Friday, May 7, 2010

Iron Man 2 is a solid second installment

Robert Downey Jr. proved to be the prototypical anti-hero superhero in Iron Man. A self aggrandizing, cocky war profiteer who under pressure and captivity builds a suit of armor and changes his ethos to become the man who brings America into an era of world peace. Yet at the same time retaining his character flaws, like the best superheroes before him, but without the sincere earnestness of Superman or the brooding scowl of Batman. Tony Stark is a superhero in the age of political polarity and the anxiety of terrorism. Who better than a hard drinking, conceited billionaire to save the day?

Of course Stark is hiding something in Iron Man 2. Beneath his arrogant but charismatic public persona is a frail and lonely man whose synthetic heart is dying on him and poisoning his blood. Can Stark withstand government interference (they want to confiscate his Iron Man suits) and battle a new enemy amidst his health problems?

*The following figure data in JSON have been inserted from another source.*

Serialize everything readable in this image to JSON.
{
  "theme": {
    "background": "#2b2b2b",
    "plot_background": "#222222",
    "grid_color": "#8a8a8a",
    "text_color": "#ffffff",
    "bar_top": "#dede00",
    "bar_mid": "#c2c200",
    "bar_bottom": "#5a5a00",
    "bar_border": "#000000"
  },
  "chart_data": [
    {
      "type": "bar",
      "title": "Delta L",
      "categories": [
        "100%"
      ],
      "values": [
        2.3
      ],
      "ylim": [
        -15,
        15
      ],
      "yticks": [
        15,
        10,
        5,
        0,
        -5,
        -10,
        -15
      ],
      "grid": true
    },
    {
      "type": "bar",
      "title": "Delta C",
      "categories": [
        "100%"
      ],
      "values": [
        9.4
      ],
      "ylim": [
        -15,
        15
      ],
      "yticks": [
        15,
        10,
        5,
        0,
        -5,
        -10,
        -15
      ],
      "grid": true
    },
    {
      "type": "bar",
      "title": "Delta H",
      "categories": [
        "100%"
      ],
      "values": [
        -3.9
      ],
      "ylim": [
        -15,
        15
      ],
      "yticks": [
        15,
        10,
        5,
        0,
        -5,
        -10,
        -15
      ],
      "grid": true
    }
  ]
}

The enemy in question is Ivan Vanko (Mickey Rourke) a Russian physicist who has a grudge against the Stark legacy. No doubt if you've seen the trailers, you know what he's physically capable of. Vanko is hired by sleazy arms dealer Justin Hammer (Sam Rockwell) He's a kind of Lex Luthor type who gets in way over his head in his devious dealings.

We also get Samuel L. Jackson expanding his Nick Fury role and Scarlett Johannson in a sexy and confident turn as Stark's new secretary who may be more than she seems. Gywneth Paltrow gamely reprises her role as Pepper Potts, Stark's long suffering but loyal secretary who gets promoted to CEO of Stark Industries. Taking over the role of Col. James "Rhodey" Rhodes from Terrence Howard is the talented and versatile Don Cheadle.

Iron Man 2 delivers the goods the way a proper sequel should. It carries on what the first film started with a fast and breezy pace. It balances it's dramatic action with sly humor and in the middle of all the improbable chaos are likable and human characters. Even in his first scene, Ivan is allowed some humanity.

Before the film started, I sat through the trailers and saw at least three coming attractions that were of course upcoming 3-D movies. As this resurgence in the old fashioned craze of 3-D continues toward the summer movie season, it's refreshing to see a blockbuster that not only keeps things in 2-D but also gives us a smart and witty screenplay (by Justin Theroux) and sequences where shit gets blowed up real good. Who says you can't have it both ways?